Frederik Spindler
Lalieudorhynchus gandi illustratie prehistorie dier

Mollige megahagedis blijkt voorouder van zoogdieren

Na 20 jaar analyse blijkt uit Franse fossielen dat de voorouder van de zoogdieren van nu een fikse hagedis met sponzige botten en een voorliefde voor water was.

Voordat de dino’s de aarde bestierden, wandelde er een vier meter lang hagedisachtig wezen met een klein hoofdje rond op het supercontinent Pangea.

Hoewel hij hoogstwaarschijnlijk een amfibie was, is hij de voorouder geworden van de zoogdieren die nu op aarde leven. En de manier waarop hij leefde is vergelijkbaar met die van de huidige nijlpaarden.

Dat blijkt uit een nieuw fossielenonderzoek van een team Franse en Duitse wetenschappers dat is gepubliceerd in het tijdschrift Palaeo Vertebrata.

Herbivoor met bladachtige tanden

De amfibie, Lalieudorhynchus gandi genoemd, leefde 265 miljoen jaar terug in het tijdperk perm, dat ruim 299 miljoen jaar geleden aanving en zo’n 252 miljoen jaar geleden eindigde.

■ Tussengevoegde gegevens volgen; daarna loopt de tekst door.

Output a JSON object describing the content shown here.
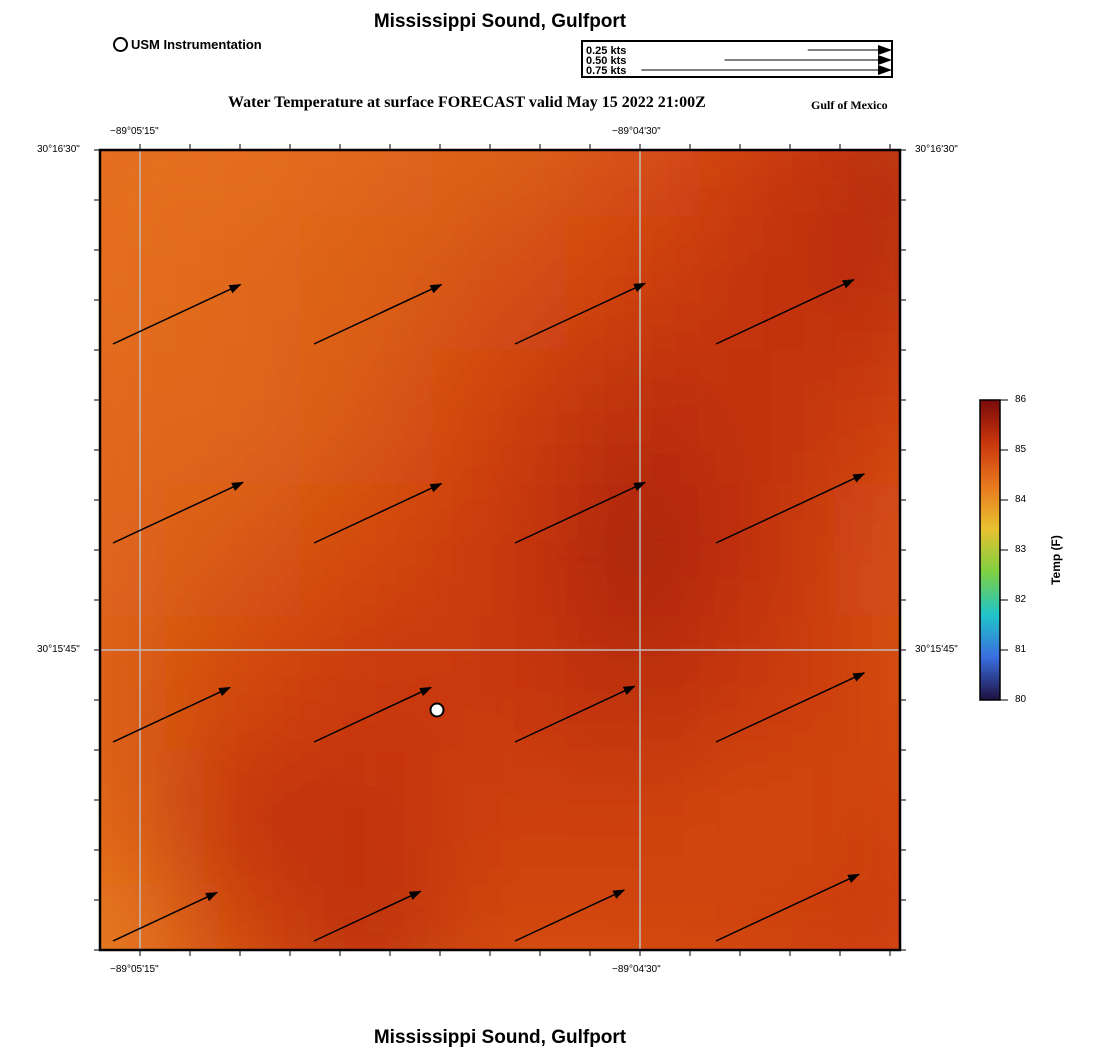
{
  "title_top": "Mississippi Sound, Gulfport",
  "title_bottom": "Mississippi Sound, Gulfport",
  "map_title": "Water Temperature at surface FORECAST valid May 15 2022 21:00Z",
  "region_label": "Gulf of Mexico",
  "station_legend": {
    "label": "USM Instrumentation",
    "icon": "open-circle-icon"
  },
  "vector_key": [
    {
      "label": "0.25 kts",
      "speed": 0.25
    },
    {
      "label": "0.50 kts",
      "speed": 0.5
    },
    {
      "label": "0.75 kts",
      "speed": 0.75
    }
  ],
  "axes": {
    "lon_ticks": [
      "−89°05'15\"",
      "−89°04'30\""
    ],
    "lat_ticks": [
      "30°16'30\"",
      "30°15'45\""
    ]
  },
  "colorbar": {
    "label": "Temp (F)",
    "range": [
      80,
      86
    ],
    "ticks": [
      "86",
      "85",
      "84",
      "83",
      "82",
      "81",
      "80"
    ],
    "colors": [
      "#7a0a0a",
      "#c8360c",
      "#e8781e",
      "#e8c030",
      "#7fd040",
      "#20c4c8",
      "#3a6ee0",
      "#1e1040"
    ]
  },
  "chart_data": {
    "type": "heatmap",
    "variable": "Water Temperature at surface",
    "units": "F",
    "value_range": [
      84.2,
      85.6
    ],
    "grid_rows_north_to_south": [
      [
        84.4,
        84.4,
        84.5,
        84.6,
        84.8,
        85.1,
        85.4
      ],
      [
        84.4,
        84.5,
        84.6,
        84.8,
        85.0,
        85.2,
        85.3
      ],
      [
        84.5,
        84.5,
        84.7,
        85.0,
        85.3,
        85.2,
        85.0
      ],
      [
        84.5,
        84.7,
        84.9,
        85.1,
        85.5,
        85.2,
        84.8
      ],
      [
        84.6,
        84.9,
        85.1,
        85.1,
        85.3,
        85.1,
        84.9
      ],
      [
        84.5,
        85.2,
        85.2,
        85.0,
        85.0,
        84.9,
        85.0
      ],
      [
        84.2,
        84.9,
        85.3,
        84.9,
        84.9,
        85.0,
        85.1
      ]
    ],
    "current_vectors_rows_north_to_south": [
      [
        0.49,
        0.49,
        0.5,
        0.53
      ],
      [
        0.5,
        0.49,
        0.5,
        0.57
      ],
      [
        0.45,
        0.45,
        0.46,
        0.57
      ],
      [
        0.4,
        0.41,
        0.42,
        0.55
      ]
    ],
    "current_direction_deg_toward": 65
  },
  "station": {
    "marker": "open-circle-icon"
  }
}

In dat tijdperk leefden onder meer de zoogdierachtige reptielen synapsiden – een groep uitgestorven dieren waaruit zoogdieren zijn ontstaan.

De Lalieudorhynchus behoort tot de familie Caseidae en leefde hoofdzakelijk van planten. Hij had een klein, driehoekig hoofd met grote neusgaten en een stel bladachtige tanden.

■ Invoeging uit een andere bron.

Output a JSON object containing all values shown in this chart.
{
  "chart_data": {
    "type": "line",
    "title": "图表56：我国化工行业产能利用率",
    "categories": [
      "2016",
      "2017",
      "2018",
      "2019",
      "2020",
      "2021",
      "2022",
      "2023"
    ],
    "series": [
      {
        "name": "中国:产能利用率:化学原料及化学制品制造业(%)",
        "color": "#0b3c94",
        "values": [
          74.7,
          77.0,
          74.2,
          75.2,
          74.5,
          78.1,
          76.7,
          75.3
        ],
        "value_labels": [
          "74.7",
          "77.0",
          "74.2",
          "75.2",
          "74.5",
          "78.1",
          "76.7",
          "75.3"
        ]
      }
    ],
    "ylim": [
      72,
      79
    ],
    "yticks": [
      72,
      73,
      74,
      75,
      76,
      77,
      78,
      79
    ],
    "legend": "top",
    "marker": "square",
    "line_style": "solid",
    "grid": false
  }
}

Zijn massieve tonvormige lichaam bevatte simpele, maar grote spijsverteringskanalen om planten te kunnen verteren, en langs zijn lichaam had hij vier sterke poten.

Lalieudorhynchus gandi illustratie prehistorie dier

De Lalieudorhynchus zou een nijlpaardachtig bestaan kunnen hebben geleid, waarin hij vooral in het water zat. Dat blijkt uit een studie naar zijn ‘sponsachtige’ botten.

© Frederik Spindler

Bottenonderzoek duurde 20 jaar

De onderzoekers hebben fossielen van de bijzondere dieren geanalyseerd, die in 2001 werden ontdekt in het Lodève-bassin in Zuid-Frankrijk – of preciezer: in de La Lieude-formatie waar het dier naar is vernoemd.

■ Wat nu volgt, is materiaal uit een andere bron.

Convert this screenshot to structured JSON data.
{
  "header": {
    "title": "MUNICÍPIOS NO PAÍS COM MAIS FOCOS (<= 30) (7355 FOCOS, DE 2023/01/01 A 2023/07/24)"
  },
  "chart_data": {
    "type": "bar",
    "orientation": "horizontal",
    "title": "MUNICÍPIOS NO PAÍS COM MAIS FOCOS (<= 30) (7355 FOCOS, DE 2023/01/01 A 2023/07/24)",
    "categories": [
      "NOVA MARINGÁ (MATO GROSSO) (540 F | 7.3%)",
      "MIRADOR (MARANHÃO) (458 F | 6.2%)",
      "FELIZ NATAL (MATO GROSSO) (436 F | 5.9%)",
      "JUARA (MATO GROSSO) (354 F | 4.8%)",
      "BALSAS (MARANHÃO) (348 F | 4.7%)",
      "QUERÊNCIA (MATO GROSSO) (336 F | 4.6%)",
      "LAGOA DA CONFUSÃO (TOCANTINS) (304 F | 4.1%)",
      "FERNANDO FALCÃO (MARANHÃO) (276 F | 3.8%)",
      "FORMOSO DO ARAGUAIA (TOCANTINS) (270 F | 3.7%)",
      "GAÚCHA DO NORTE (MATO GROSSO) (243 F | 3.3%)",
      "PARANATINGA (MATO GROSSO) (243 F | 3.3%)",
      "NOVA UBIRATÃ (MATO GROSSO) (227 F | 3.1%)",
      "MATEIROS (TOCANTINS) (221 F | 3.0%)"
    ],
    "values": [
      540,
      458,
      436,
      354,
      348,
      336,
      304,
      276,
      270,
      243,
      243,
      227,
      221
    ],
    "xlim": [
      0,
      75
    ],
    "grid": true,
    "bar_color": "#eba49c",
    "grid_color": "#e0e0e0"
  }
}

Hier werden twee grote ribben gevonden van elk 60 centimeter lang. Tijdens een later bezoek stuitte men vervolgens op een dijbeen van 35 centimeter en een schouderblad van 50 centimeter lang.

Lalieudorhynchus botten

In Frankrijk werden ribben, een schouderblad en een dijbeen van de Lalieudorhynchus gevonden.

© Ralf Werneburg

Het bottenonderzoek heeft 20 jaar geduurd omdat de fossielen vastzaten in keihard zandsteen en het jaren duurde om dat te breken zonder de zeldzame vondst te beschadigen.

Tijdens het onderzoek bleek dat de paleontologen een geheel nieuwe soort in handen hadden.

Lalieudorhynchus gandi skelet

Illustratie van het skelet in het lichaam van de Lalieudorhynchus.

© Frederik Spindler

Tot nu toe zijn er nog maar 20 soorten van de Caseidaefamilie gevonden, waarvan de meeste in de VS en Rusland. Daarom was het groot nieuws toen er eindelijk een nieuwe soort werd gevonden in Zuid-Europa.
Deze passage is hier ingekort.